Halloween (and more importantly but not really) Moorebid Ball is rapidly approaching and I bet a whole lot of your are freaking out about your lack of witty costume idea. I know the feelings: stressed with work, too cool to go out and buy something, but you still have those cute cat ears from last year, and the year before, so you’ll be the same cat you were last year, and the year before. Only a couple people will notice so it’s whatever, it’s takes minimal effort and you’ll look good. Right!? Well, sure, if you’re super lame, but we’ve got some alternatives for you. We know there’s pressure to come up with the coolest, funniest, and most eye-popping costume out of all our friends and everybody else at Moorebid, so we’ve put together a list of the five best Skidmore-related costumes you can make from just your closet… and maybe your friends closet too, and at worst a quick trip to Salvation Army, but nothing major.
1. Philip Glotzbach
Oh, the beloved Philip Glotzbach: president of this fine institution, worldly socialite, generous husband, a good friend to all, and most importantly, a #Menswear high fashion trendsetter. The guy sure knows how to clean up. Glotz is rarely seen without his signature 2-piece suite, maroon tie, and white (or light blue) button-up shirt. Some say Marie dresses him every morning but I don’t buy it, the guy has too much edge in his style for it to not be a conscious thing, right? Rumor has it he wears suspenders everyday, too, it’s said he thinks belts are too “work class” or something like that. Anyway, dressing up as President Glotzbach is a great idea. Just wear an off-grey, blue, or black suite, a vest would be a nice touch too, then slap on a maroon tie, some frameless or thin glasses, part your hair on the right and you’re good to go.
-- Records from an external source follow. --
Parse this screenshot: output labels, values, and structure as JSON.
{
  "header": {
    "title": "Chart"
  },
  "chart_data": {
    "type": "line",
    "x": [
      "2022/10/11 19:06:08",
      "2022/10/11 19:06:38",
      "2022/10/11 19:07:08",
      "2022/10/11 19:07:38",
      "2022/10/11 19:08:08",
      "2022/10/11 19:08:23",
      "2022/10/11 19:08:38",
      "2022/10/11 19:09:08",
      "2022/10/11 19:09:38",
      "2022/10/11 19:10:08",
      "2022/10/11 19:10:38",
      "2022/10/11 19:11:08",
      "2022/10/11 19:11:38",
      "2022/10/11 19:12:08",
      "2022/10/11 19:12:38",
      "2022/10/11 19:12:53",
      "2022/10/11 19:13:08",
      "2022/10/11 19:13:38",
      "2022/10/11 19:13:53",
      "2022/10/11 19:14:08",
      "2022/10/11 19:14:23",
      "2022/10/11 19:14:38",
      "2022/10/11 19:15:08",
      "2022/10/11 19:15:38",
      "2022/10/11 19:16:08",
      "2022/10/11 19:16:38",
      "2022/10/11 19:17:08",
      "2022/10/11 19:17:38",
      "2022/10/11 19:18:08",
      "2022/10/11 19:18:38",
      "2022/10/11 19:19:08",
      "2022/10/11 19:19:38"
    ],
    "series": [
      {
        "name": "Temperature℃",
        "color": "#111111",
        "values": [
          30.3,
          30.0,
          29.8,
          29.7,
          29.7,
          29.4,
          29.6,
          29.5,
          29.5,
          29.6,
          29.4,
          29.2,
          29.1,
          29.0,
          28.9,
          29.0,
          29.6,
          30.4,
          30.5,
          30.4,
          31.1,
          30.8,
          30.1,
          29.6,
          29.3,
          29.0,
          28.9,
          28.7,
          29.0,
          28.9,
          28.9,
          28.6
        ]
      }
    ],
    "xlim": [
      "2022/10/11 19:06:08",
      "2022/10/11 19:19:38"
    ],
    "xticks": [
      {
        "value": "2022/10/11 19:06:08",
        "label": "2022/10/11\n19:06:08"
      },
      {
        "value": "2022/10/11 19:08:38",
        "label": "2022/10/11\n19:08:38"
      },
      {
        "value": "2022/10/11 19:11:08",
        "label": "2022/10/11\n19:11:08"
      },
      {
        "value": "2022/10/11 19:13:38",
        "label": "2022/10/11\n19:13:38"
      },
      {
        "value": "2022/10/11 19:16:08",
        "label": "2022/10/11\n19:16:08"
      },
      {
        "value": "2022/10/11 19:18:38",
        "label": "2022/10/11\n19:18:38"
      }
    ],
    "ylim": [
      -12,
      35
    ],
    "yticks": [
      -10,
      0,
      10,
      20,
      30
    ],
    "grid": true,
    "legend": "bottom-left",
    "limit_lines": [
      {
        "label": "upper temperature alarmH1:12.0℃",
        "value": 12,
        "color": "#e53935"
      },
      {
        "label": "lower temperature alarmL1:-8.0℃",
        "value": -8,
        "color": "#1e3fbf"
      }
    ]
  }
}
It’s a great choice because it shows your classy and know how to dress well, as well as being super funny and creative with what you have.
2. Lucy Scribner
Lucy Scribner is literally the namesake of this college. She is our great ancestor; the founding mother of the land we walk on. The best way to pay homage to this magnificent, modern woman is by dressing up as her for Halloween. You can 1. mimic the exact outfit she is wearing in the photo above or 2. dress like you’re a dignified lady from 1910. Option one is pretty self-explanatory. I don’t really know what we call that, but wear a long, droopy dress with sleeves and a big bow in the front of your collar and you’ll be golden. But if you want to get more funky with your costume, put your own touches on it, and really come into your own I suggested going with option two and dressing like a lady from the early 20th century. All you have to do is get a blouse (or a shirtwaist as it was commonly referred), a health-corset, a tailored, ankle-length skirt, and a tweed or wool jacket. Slap on some fox fur and a bonnet and your good to go. It’ll be fun to pretend you’re from the early 20th century, you’re like a Flapper, but not quite. Actually though, if one of your friends has a Flapper costume just dress it down and call it Lucy. (Ps. Consult Wikipedia 1900s in Fashion for help.)
3. Campus Safety
Campus Safety runs this campus. They’re the law and we wouldn’t dare break it. You know what they say, imitation is the sincerest form of flattery, so go ahead, show your love and dress as Campus Safety for Halloween. It’s too easy. Just find a grey or beige shirt, write “Skidmore Campus Safety” by the left breast and “Officer” on the right. You can make up an officer name too, like Ditka or Bulldog. And be sure to show the Campo officers on duty at Moorebid your shirt, they’re bound to get a real kick out of it.
4. A Thoroughbred
I don’t mean be a Skidmore Thoroughbred team member, I mean be the horse, or more specifically, the horse head. It’s so easy to get a horse head these days, hell, one’s selling for a mere cent if you act quickly on E-Bay. You can wear whatever you want on your body as long as you have a horse head on. It’s really fail proof. I mean, just look at the .gif above, who doesn’t want to be that guy.
5. Scribner Village
R.I.P. Scribner Village, but good riddance too. I still don’t know what everybody was talking about when they said there was a charm about that place. But whatever, it’s gone now and we can look back on it’s time at Skidmore with a lot of contrived nostalgia and revisionist history. It’d be a really great Halloween costume. Simply dress up like you’re from the 70s, hang out around some asbestos, better yet rub it on your body, develop a deathly cough, put crumbs and dirt in your corners, smoke cigarettes, play beer pong, and you’re good to go. Not to mention the go-to jokes about all the people that partied and slept inside of you and what not. You can be like, “There’s a party in my pants, because my pants is the back porch! Remember that time we drank Four Loko on the back porch of Oak D!” And then you’re friend’s like, “Righteous! Totally remember that. Awesome costume dude! Good times, good times.”